Jailbreaking is (Mostly) Simpler Than You Think
Mark Russinovich, Ahmed Salem
TL;DR
The paper addresses how safety mechanisms in AI systems can be bypassed by exploiting context rather than prompts. It introduces Context Compliance Attack (CCA), an optimization-free method that manipulates conversation history to trigger unsafe outputs. Through broad experiments across numerous models, the authors show that most systems are vulnerable, with some resistance observed (e.g., Llama-2), and that the vulnerability can compound after initial breaches. They propose server-side history management and cryptographic history signatures as mitigations and call for stronger context integrity validation in future AI safety research.
Abstract
We introduce the Context Compliance Attack (CCA), a novel, optimization-free method for bypassing AI safety mechanisms.
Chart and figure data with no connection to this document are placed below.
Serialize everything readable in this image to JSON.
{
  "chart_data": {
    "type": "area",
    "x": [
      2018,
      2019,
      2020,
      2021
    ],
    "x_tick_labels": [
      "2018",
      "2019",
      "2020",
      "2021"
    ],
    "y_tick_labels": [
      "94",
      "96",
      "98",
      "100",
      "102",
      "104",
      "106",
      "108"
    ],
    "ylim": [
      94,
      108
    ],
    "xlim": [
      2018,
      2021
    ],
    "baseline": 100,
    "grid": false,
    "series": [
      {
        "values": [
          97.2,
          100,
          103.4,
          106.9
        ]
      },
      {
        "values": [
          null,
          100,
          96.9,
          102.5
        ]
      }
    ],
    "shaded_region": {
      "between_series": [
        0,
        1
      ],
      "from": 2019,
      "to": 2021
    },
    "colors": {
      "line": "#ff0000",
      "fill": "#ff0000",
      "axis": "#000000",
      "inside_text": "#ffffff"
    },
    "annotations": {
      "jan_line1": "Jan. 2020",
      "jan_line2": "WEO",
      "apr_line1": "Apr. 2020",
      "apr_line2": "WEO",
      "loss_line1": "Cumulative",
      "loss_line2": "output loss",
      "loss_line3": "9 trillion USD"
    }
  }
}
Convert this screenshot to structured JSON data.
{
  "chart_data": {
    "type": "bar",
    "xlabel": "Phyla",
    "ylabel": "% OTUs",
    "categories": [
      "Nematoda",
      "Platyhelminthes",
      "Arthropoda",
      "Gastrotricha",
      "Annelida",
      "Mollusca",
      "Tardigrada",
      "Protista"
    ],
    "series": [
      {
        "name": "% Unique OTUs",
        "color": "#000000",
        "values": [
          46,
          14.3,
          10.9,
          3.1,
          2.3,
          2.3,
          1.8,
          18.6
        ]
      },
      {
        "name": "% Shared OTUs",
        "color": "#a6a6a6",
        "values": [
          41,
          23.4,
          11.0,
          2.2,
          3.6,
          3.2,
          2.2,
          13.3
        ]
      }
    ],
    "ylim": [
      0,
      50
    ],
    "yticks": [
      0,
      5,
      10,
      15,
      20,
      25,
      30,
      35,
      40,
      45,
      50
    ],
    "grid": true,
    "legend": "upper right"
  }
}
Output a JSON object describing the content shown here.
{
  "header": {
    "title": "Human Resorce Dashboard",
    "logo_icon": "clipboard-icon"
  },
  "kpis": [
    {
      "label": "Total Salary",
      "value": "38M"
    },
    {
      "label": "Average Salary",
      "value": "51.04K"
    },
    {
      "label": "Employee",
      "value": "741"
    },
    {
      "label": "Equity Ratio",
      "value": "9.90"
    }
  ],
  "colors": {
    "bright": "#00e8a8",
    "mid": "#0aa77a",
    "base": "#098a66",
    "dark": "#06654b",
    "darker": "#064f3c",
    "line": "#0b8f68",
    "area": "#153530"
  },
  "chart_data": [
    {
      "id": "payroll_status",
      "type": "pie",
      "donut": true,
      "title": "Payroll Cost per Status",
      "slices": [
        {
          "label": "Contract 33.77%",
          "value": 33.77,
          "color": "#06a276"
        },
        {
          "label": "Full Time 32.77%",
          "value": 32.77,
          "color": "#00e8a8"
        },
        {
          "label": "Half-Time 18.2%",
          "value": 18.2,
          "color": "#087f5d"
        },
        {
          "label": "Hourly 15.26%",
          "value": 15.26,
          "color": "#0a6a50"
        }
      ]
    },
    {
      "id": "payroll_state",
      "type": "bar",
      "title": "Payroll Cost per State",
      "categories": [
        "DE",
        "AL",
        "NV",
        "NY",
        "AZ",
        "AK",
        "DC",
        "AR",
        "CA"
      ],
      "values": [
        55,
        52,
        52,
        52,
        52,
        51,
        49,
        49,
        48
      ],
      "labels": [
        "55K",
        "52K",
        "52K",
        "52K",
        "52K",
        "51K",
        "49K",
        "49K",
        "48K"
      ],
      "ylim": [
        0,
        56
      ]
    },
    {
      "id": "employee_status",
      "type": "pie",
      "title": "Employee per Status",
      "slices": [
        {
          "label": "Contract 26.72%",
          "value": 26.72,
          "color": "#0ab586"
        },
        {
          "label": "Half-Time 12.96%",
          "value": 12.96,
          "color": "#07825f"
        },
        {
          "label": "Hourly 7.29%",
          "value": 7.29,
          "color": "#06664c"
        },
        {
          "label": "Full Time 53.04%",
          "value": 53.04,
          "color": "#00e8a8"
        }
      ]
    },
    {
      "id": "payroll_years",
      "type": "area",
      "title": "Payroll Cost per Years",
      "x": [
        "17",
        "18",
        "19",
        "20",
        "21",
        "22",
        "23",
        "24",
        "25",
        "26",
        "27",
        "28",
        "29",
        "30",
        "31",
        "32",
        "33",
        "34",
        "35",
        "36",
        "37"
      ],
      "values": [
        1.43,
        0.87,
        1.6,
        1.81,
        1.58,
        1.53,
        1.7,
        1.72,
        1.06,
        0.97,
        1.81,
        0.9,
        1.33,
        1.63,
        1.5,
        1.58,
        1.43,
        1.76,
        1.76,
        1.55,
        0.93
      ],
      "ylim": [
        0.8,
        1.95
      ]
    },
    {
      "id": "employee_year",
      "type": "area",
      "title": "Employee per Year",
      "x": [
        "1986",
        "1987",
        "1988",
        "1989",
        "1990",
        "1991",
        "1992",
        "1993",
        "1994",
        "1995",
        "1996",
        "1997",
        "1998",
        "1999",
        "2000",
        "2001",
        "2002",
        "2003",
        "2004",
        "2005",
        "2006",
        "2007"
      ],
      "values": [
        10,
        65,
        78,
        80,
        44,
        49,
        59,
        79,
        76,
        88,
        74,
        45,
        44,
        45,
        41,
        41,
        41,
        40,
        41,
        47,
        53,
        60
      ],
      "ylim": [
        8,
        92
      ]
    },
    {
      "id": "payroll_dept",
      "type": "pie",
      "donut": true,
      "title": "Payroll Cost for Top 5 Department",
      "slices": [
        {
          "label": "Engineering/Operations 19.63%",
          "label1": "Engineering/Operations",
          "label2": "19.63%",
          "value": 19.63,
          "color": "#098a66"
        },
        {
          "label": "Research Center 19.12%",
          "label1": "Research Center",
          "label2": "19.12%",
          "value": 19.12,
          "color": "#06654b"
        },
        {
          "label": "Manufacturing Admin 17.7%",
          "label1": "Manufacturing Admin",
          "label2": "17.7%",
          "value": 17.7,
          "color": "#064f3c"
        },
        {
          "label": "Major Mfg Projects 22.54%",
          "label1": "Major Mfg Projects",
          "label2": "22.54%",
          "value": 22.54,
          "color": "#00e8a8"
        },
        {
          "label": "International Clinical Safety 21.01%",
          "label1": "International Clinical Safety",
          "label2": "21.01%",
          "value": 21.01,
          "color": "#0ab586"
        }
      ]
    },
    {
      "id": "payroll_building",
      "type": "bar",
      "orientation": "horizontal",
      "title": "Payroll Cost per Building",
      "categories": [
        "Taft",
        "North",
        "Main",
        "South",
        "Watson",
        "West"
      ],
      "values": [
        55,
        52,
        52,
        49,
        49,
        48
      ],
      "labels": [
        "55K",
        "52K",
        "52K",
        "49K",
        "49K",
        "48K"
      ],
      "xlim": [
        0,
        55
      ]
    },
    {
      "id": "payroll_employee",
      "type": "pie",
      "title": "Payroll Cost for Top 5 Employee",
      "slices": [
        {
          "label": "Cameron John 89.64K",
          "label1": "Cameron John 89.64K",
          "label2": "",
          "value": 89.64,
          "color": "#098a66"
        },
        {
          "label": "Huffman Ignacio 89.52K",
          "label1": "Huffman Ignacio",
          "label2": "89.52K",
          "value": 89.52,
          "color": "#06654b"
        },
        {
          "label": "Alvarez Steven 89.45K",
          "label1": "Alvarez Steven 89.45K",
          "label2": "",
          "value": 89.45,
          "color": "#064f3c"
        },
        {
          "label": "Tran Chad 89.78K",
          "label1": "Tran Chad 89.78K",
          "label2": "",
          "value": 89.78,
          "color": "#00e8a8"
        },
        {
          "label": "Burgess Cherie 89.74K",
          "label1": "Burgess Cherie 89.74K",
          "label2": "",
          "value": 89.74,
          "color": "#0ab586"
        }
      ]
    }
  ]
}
Unlike current approaches -- which rely on complex prompt engineering and computationally intensive optimization -- CCA exploits a fundamental architectural vulnerability inherent in many deployed AI systems. By subtly manipulating conversation history, CCA convinces the model to comply with a fabricated dialogue context, thereby triggering restricted behavior. Our evaluation across a diverse set of open-source and proprietary models demonstrates that this simple attack can circumvent state-of-the-art safety protocols. We discuss the implications of these findings and propose practical mitigation strategies to fortify AI systems against such elementary yet effective adversarial tactics.